Clearing up those misunderstandings is made harder because many of its symptoms, such as shortness of breath, fatigue, sore muscles and joints, shallow breathing, and gradual weight loss, aren’t obvious to others. They may be greatly affecting your quality of life, however.

As you learn to cope with IPF and try to sort out fact from fiction, keep these myths and truths in mind.

1. Myth: You obviously got IPF because you smoked cigarettes

To begin with, there is nothing obvious about the cause of IPF. “Idiopathic” means the cause of the disease is unknown.

Cigarette smoking certainly increases your risk for developing IPF and other lung diseases. Some viral infections and exposure to airborne pollutants can also raise your odds of developing IPF. Even some medications, such as the chemotherapy drug methotrexate, may cause pulmonary fibrosis. A family history of IPF may also increase your chances of having the disease.

If you’ve received an IPF diagnosis, as opposed to another form of pulmonary fibrosis, it’s because there is no obvious cause.

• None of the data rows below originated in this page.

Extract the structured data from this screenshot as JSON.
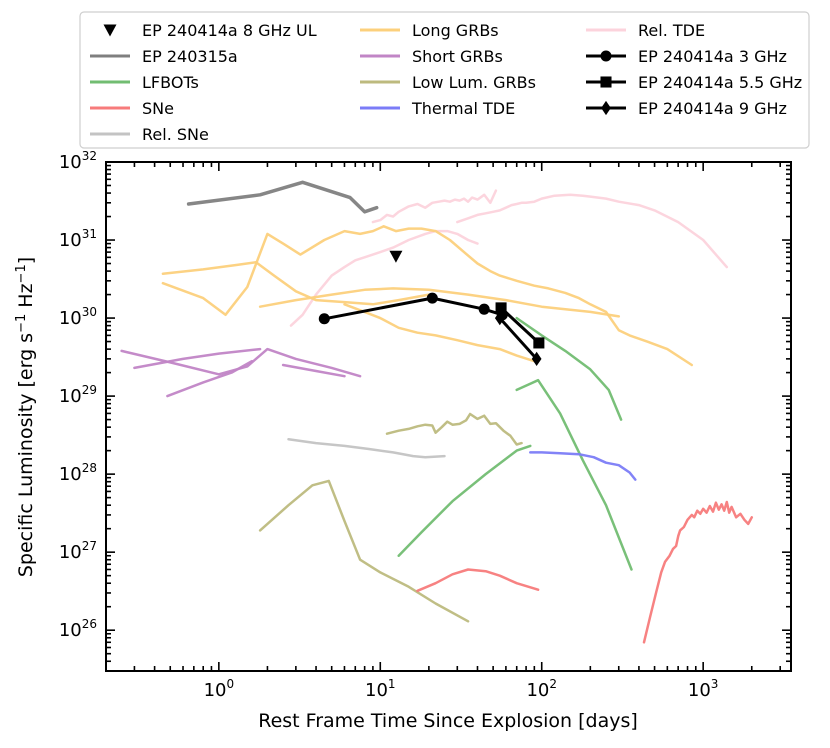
{
  "chart_data": {
    "type": "line",
    "xlabel": "Rest Frame Time Since Explosion [days]",
    "ylabel_main": "Specific Luminosity [erg s",
    "ylabel_sup1": "−1",
    "ylabel_mid": " Hz",
    "ylabel_sup2": "−1",
    "ylabel_end": "]",
    "xscale": "log",
    "yscale": "log",
    "xlim": [
      0.2,
      3500
    ],
    "ylim": [
      3e+25,
      1e+32
    ],
    "x_ticks": [
      {
        "value": 1,
        "base": "10",
        "exp": "0"
      },
      {
        "value": 10,
        "base": "10",
        "exp": "1"
      },
      {
        "value": 100,
        "base": "10",
        "exp": "2"
      },
      {
        "value": 1000,
        "base": "10",
        "exp": "3"
      }
    ],
    "y_ticks": [
      {
        "value": 1e+26,
        "base": "10",
        "exp": "26"
      },
      {
        "value": 1e+27,
        "base": "10",
        "exp": "27"
      },
      {
        "value": 1e+28,
        "base": "10",
        "exp": "28"
      },
      {
        "value": 1e+29,
        "base": "10",
        "exp": "29"
      },
      {
        "value": 1e+30,
        "base": "10",
        "exp": "30"
      },
      {
        "value": 1e+31,
        "base": "10",
        "exp": "31"
      },
      {
        "value": 1e+32,
        "base": "10",
        "exp": "32"
      }
    ],
    "legend": [
      {
        "label": "EP 240414a 8 GHz UL",
        "color": "#000000",
        "kind": "marker",
        "marker": "triangle-down"
      },
      {
        "label": "EP 240315a",
        "color": "#7f7f7f",
        "kind": "line"
      },
      {
        "label": "LFBOTs",
        "color": "#72bd72",
        "kind": "line"
      },
      {
        "label": "SNe",
        "color": "#f77b7b",
        "kind": "line"
      },
      {
        "label": "Rel. SNe",
        "color": "#c3c3c3",
        "kind": "line"
      },
      {
        "label": "Long GRBs",
        "color": "#fcd07c",
        "kind": "line"
      },
      {
        "label": "Short GRBs",
        "color": "#c185c6",
        "kind": "line"
      },
      {
        "label": "Low Lum. GRBs",
        "color": "#bdba7e",
        "kind": "line"
      },
      {
        "label": "Thermal TDE",
        "color": "#7b7cf7",
        "kind": "line"
      },
      {
        "label": "Rel. TDE",
        "color": "#fcd3dc",
        "kind": "line"
      },
      {
        "label": "EP 240414a 3 GHz",
        "color": "#000000",
        "kind": "line-marker",
        "marker": "circle"
      },
      {
        "label": "EP 240414a 5.5 GHz",
        "color": "#000000",
        "kind": "line-marker",
        "marker": "square"
      },
      {
        "label": "EP 240414a 9 GHz",
        "color": "#000000",
        "kind": "line-marker",
        "marker": "diamond"
      }
    ],
    "series": [
      {
        "name": "Rel. TDE",
        "color": "#fcd3dc",
        "width": 2.5,
        "x": [
          2.8,
          3.3,
          4.0,
          5.0,
          6.0,
          7.0,
          8.0,
          10,
          12,
          15,
          19,
          22,
          26,
          30,
          35,
          40
        ],
        "y": [
          8e+29,
          1.1e+30,
          2e+30,
          3.5e+30,
          4.5e+30,
          5.5e+30,
          6e+30,
          7e+30,
          8e+30,
          1e+31,
          1.2e+31,
          1.3e+31,
          1.3e+31,
          1.2e+31,
          1e+31,
          9e+30
        ]
      },
      {
        "name": "Rel. TDE",
        "color": "#fcd3dc",
        "width": 2.5,
        "x": [
          30,
          35,
          40,
          45,
          50,
          55,
          60,
          65,
          70,
          75,
          80,
          90,
          100,
          120,
          150,
          180,
          200,
          250,
          300,
          400,
          500,
          700,
          1000,
          1400
        ],
        "y": [
          1.7e+31,
          1.9e+31,
          2.1e+31,
          2.2e+31,
          2.3e+31,
          2.4e+31,
          2.6e+31,
          2.8e+31,
          2.9e+31,
          3e+31,
          3e+31,
          3.1e+31,
          3.4e+31,
          3.7e+31,
          3.8e+31,
          3.7e+31,
          3.6e+31,
          3.4e+31,
          3.1e+31,
          2.8e+31,
          2.4e+31,
          1.7e+31,
          1e+31,
          4.5e+30
        ]
      },
      {
        "name": "Rel. TDE",
        "color": "#fcd3dc",
        "width": 2.5,
        "x": [
          9,
          10,
          11,
          12,
          13,
          14,
          15,
          17,
          19,
          21,
          23,
          25,
          27,
          29,
          31,
          33,
          35,
          37,
          40,
          44,
          48,
          52
        ],
        "y": [
          1.7e+31,
          1.8e+31,
          2.1e+31,
          2e+31,
          2.3e+31,
          2.5e+31,
          2.7e+31,
          2.9e+31,
          2.6e+31,
          3e+31,
          3.1e+31,
          3.2e+31,
          3.1e+31,
          3.3e+31,
          3.2e+31,
          3.4e+31,
          3.1e+31,
          3.5e+31,
          3.3e+31,
          3.8e+31,
          3e+31,
          4.3e+31
        ]
      },
      {
        "name": "Long GRBs",
        "color": "#fcd07c",
        "width": 2.5,
        "x": [
          0.45,
          0.8,
          1.1,
          1.5,
          2.0,
          2.5,
          3.2,
          4.5,
          6.0,
          7.5,
          9.0,
          10.5,
          12.5,
          15,
          18,
          22,
          27,
          33,
          40,
          48,
          55,
          70,
          90,
          110,
          140,
          170,
          200,
          250,
          300,
          350,
          450,
          600,
          850
        ],
        "y": [
          2.8e+30,
          1.8e+30,
          1.1e+30,
          2.5e+30,
          1.2e+31,
          9e+30,
          6.5e+30,
          1e+31,
          1.3e+31,
          1.2e+31,
          1.3e+31,
          1.5e+31,
          1.3e+31,
          1.4e+31,
          1.4e+31,
          1.3e+31,
          1e+31,
          7e+30,
          5e+30,
          4e+30,
          3.5e+30,
          3e+30,
          2.6e+30,
          2.4e+30,
          2.1e+30,
          1.8e+30,
          1.5e+30,
          1.2e+30,
          7e+29,
          6e+29,
          5e+29,
          4e+29,
          2.5e+29
        ]
      },
      {
        "name": "Long GRBs",
        "color": "#fcd07c",
        "width": 2.5,
        "x": [
          0.45,
          0.8,
          1.3,
          1.7,
          2.2,
          3.0,
          4.0,
          6.0,
          9.0,
          13,
          20
        ],
        "y": [
          3.7e+30,
          4.2e+30,
          4.8e+30,
          5.2e+30,
          3.5e+30,
          2.2e+30,
          1.7e+30,
          1.6e+30,
          1.5e+30,
          1.7e+30,
          2e+30
        ]
      },
      {
        "name": "Long GRBs",
        "color": "#fcd07c",
        "width": 2.5,
        "x": [
          1.8,
          3.0,
          5.0,
          8.0,
          12,
          20,
          35,
          60,
          100,
          200,
          300
        ],
        "y": [
          1.4e+30,
          1.7e+30,
          2e+30,
          2.3e+30,
          2.4e+30,
          2.3e+30,
          2e+30,
          1.7e+30,
          1.4e+30,
          1.2e+30,
          1.05e+30
        ]
      },
      {
        "name": "Long GRBs",
        "color": "#fcd07c",
        "width": 2.5,
        "x": [
          6,
          8,
          10,
          13,
          17,
          22,
          30,
          40,
          55,
          70,
          90
        ],
        "y": [
          1.5e+30,
          1.2e+30,
          1e+30,
          7.5e+29,
          6.5e+29,
          6e+29,
          5.2e+29,
          4.5e+29,
          4e+29,
          3.3e+29,
          2.8e+29
        ]
      },
      {
        "name": "Short GRBs",
        "color": "#c185c6",
        "width": 2.5,
        "x": [
          0.25,
          0.5,
          1.0,
          1.5,
          2.0,
          3.0,
          5.0,
          7.5
        ],
        "y": [
          3.8e+29,
          2.7e+29,
          1.9e+29,
          2.4e+29,
          4e+29,
          3e+29,
          2.3e+29,
          1.8e+29
        ]
      },
      {
        "name": "Short GRBs",
        "color": "#c185c6",
        "width": 2.5,
        "x": [
          0.3,
          0.6,
          1.0,
          1.8
        ],
        "y": [
          2.3e+29,
          3e+29,
          3.5e+29,
          4e+29
        ]
      },
      {
        "name": "Short GRBs",
        "color": "#c185c6",
        "width": 2.5,
        "x": [
          0.48,
          0.8,
          1.2,
          1.6
        ],
        "y": [
          1e+29,
          1.5e+29,
          2e+29,
          2.8e+29
        ]
      },
      {
        "name": "Short GRBs",
        "color": "#c185c6",
        "width": 2.5,
        "x": [
          2.5,
          4.0,
          6.0
        ],
        "y": [
          2.5e+29,
          2.1e+29,
          1.8e+29
        ]
      },
      {
        "name": "Low Lum. GRBs",
        "color": "#bdba7e",
        "width": 2.5,
        "x": [
          11,
          13,
          15,
          17,
          19,
          21,
          22,
          24,
          26,
          28,
          31,
          34,
          36,
          40,
          44,
          48,
          52,
          58,
          64,
          70,
          75
        ],
        "y": [
          3.3e+28,
          3.6e+28,
          3.8e+28,
          4.1e+28,
          4.3e+28,
          4.2e+28,
          3.4e+28,
          4e+28,
          4.7e+28,
          4.3e+28,
          4.4e+28,
          4.9e+28,
          5.9e+28,
          5.1e+28,
          5.6e+28,
          4.4e+28,
          4.5e+28,
          3.6e+28,
          3.1e+28,
          2.4e+28,
          2.5e+28
        ]
      },
      {
        "name": "Low Lum. GRBs",
        "color": "#bdba7e",
        "width": 2.5,
        "x": [
          1.8,
          2.7,
          3.8,
          4.8,
          6.0,
          7.5,
          10,
          15,
          22,
          35
        ],
        "y": [
          1.9e+27,
          4e+27,
          7.2e+27,
          8.2e+27,
          2.5e+27,
          8e+26,
          5.5e+26,
          3.6e+26,
          2.2e+26,
          1.3e+26
        ]
      },
      {
        "name": "Rel. SNe",
        "color": "#c3c3c3",
        "width": 2.5,
        "x": [
          2.7,
          4.0,
          6.0,
          8.5,
          12,
          16,
          19,
          25
        ],
        "y": [
          2.8e+28,
          2.5e+28,
          2.3e+28,
          2.1e+28,
          1.9e+28,
          1.7e+28,
          1.65e+28,
          1.7e+28
        ]
      },
      {
        "name": "LFBOTs",
        "color": "#72bd72",
        "width": 2.5,
        "x": [
          13,
          18,
          28,
          45,
          70,
          85
        ],
        "y": [
          9e+26,
          1.8e+27,
          4.5e+27,
          1e+28,
          2e+28,
          2.3e+28
        ]
      },
      {
        "name": "LFBOTs",
        "color": "#72bd72",
        "width": 2.5,
        "x": [
          70,
          95,
          130,
          180,
          250,
          360
        ],
        "y": [
          1.2e+29,
          1.6e+29,
          6e+28,
          1.5e+28,
          4e+27,
          6e+26
        ]
      },
      {
        "name": "LFBOTs",
        "color": "#72bd72",
        "width": 2.5,
        "x": [
          70,
          100,
          140,
          200,
          260,
          310
        ],
        "y": [
          1e+30,
          6e+29,
          3.8e+29,
          2.2e+29,
          1.2e+29,
          5e+28
        ]
      },
      {
        "name": "Thermal TDE",
        "color": "#7b7cf7",
        "width": 2.5,
        "x": [
          85,
          100,
          130,
          170,
          210,
          250,
          300,
          350,
          380
        ],
        "y": [
          1.9e+28,
          1.9e+28,
          1.85e+28,
          1.8e+28,
          1.65e+28,
          1.4e+28,
          1.3e+28,
          1.05e+28,
          8.5e+27
        ]
      },
      {
        "name": "SNe",
        "color": "#f77b7b",
        "width": 2.5,
        "x": [
          17,
          22,
          28,
          35,
          45,
          55,
          70,
          95
        ],
        "y": [
          3.2e+26,
          4e+26,
          5.2e+26,
          6e+26,
          5.7e+26,
          5e+26,
          4e+26,
          3.3e+26
        ]
      },
      {
        "name": "SNe",
        "color": "#f77b7b",
        "width": 2.5,
        "x": [
          430,
          470,
          510,
          550,
          580,
          620,
          650,
          680,
          700,
          720,
          760,
          800,
          850,
          880,
          920,
          960,
          1000,
          1050,
          1100,
          1150,
          1200,
          1250,
          1300,
          1350,
          1400,
          1450,
          1500,
          1600,
          1700,
          1800,
          1900,
          2000
        ],
        "y": [
          7e+25,
          1.5e+26,
          3e+26,
          5.5e+26,
          7.5e+26,
          9e+26,
          1.1e+27,
          1.2e+27,
          1.6e+27,
          1.9e+27,
          2.1e+27,
          2.6e+27,
          3e+27,
          2.8e+27,
          3.4e+27,
          3.1e+27,
          3.6e+27,
          3.2e+27,
          3.9e+27,
          3.3e+27,
          4.3e+27,
          3.5e+27,
          4.1e+27,
          3.4e+27,
          4.4e+27,
          3.2e+27,
          3.8e+27,
          2.8e+27,
          3.1e+27,
          2.6e+27,
          2.3e+27,
          2.8e+27
        ]
      },
      {
        "name": "EP 240315a",
        "color": "#7f7f7f",
        "width": 3.5,
        "x": [
          0.65,
          1.8,
          3.3,
          6.5,
          8.0,
          9.5
        ],
        "y": [
          2.9e+31,
          3.8e+31,
          5.5e+31,
          3.5e+31,
          2.3e+31,
          2.6e+31
        ]
      }
    ],
    "ep_series": [
      {
        "name": "EP 240414a 3 GHz",
        "marker": "circle",
        "x": [
          4.5,
          21,
          44,
          57
        ],
        "y": [
          9.8e+29,
          1.8e+30,
          1.3e+30,
          1.1e+30
        ]
      },
      {
        "name": "EP 240414a 5.5 GHz",
        "marker": "square",
        "x": [
          56,
          96
        ],
        "y": [
          1.35e+30,
          4.8e+29
        ]
      },
      {
        "name": "EP 240414a 9 GHz",
        "marker": "diamond",
        "x": [
          55,
          93
        ],
        "y": [
          1e+30,
          3e+29
        ]
      }
    ],
    "upper_limit": {
      "name": "EP 240414a 8 GHz UL",
      "marker": "triangle-down",
      "x": 12.5,
      "y": 6.2e+30
    }
  }
}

2. Myth: You should only be out of breath when you’re active

This may be the case early on in your disease, but if it reaches a severe stage, you may have trouble breathing even at rest. Don’t let anyone tell you how you should be feeling or what your symptoms should be. Also, keep in mind that you can learn breathing techniques that can help you breathe a little easier.

3. Myth: You’ll have to be on oxygen 24 hours a day

While many people with IPF are on oxygen therapy, there is no guarantee you will need it all day and night. Or ever. Some people with IPF need oxygen only when sleeping. Others need it only during physical activity.

Oxygen therapy involves a portable tank that pumps oxygen through a tube connected to a mask you wear over your nose and mouth or to two smaller tubes in your nostrils. Oxygen therapy can help you breathe a little easier, and it’s sometimes essential to make sure your lungs properly supply your blood with oxygen to nourish the rest of your body.

If you ever do need oxygen therapy, whether it’s for an hour at a time or 24 hours a day, know that it’s generally safe and effective. The usual side effects are a temporary morning headache for those who receive oxygen all night, and dryness in the nostrils.

4. Myth: You only have a few months to live

The average life expectancy after diagnosis is three to five years, but many people live longer than that. Symptoms can remain stable for many years. It all comes down to how severe your case is and how fast it’s progressing.

It can be difficult to predict the progression of your IPF at first. If you follow your doctor’s advice about treatment and lifestyle changes, you may be able to slow the advancement of IPF and preserve some quality of life for years to come.

5. Myth: Stem cells can cure IPF

Stem cell therapy holds promise for the treatment of IPF, but we’re years away from stem cells being about to cure or reverse IPF. The goal of stem cell therapy is to use stem cells, which can grow into many different types of cells, to help create healthy tissue that replaces tissue scarred by IPF. Clinical trials are ongoing. Ask your doctor for more information.

6. Myth: IPF is the same as cystic fibrosis

While cystic fibrosis and IPF are both chronic lung diseases that can make breathing difficult, they’re very different conditions.

The word “fibrosis” simply means the scarring and thickening of connective tissue. It can occur in your lungs, but also in your heart, brain, liver, and other organs.

Cystic fibrosis is a genetic condition that leads to frequent lung infections and an abnormal buildup of mucus in your system. It also affects your pancreas and other organs.

IPF doesn’t lead to infections. Instead, symptoms arise from the scarring and thickening of tissue deep in your lungs. Other organs are affected only when they start to experience a drop in their oxygen supply.

7. Myth: IPF is predictable, and it usually affects people the same way

Even members of the same family who have IPF each experience the disease differently. Symptoms differ from one person to the next. The speed with which IPF progresses is also unique to each person with the disease. You may experience rapid changes in your symptoms, or you may have long stretches during which there is little change.

The takeaway

If you read or hear anything about IPF that doesn’t sound right or that seems scary or unbelievable, check with your doctor. The internet has a lot of good information as well as misleading information. Even well-meaning friends or relatives can add to the stress and confusion you’re already battling. Be careful. Join a support group to hear from others with firsthand experience with the disease. They may be some of your best sources of the truth about IPF.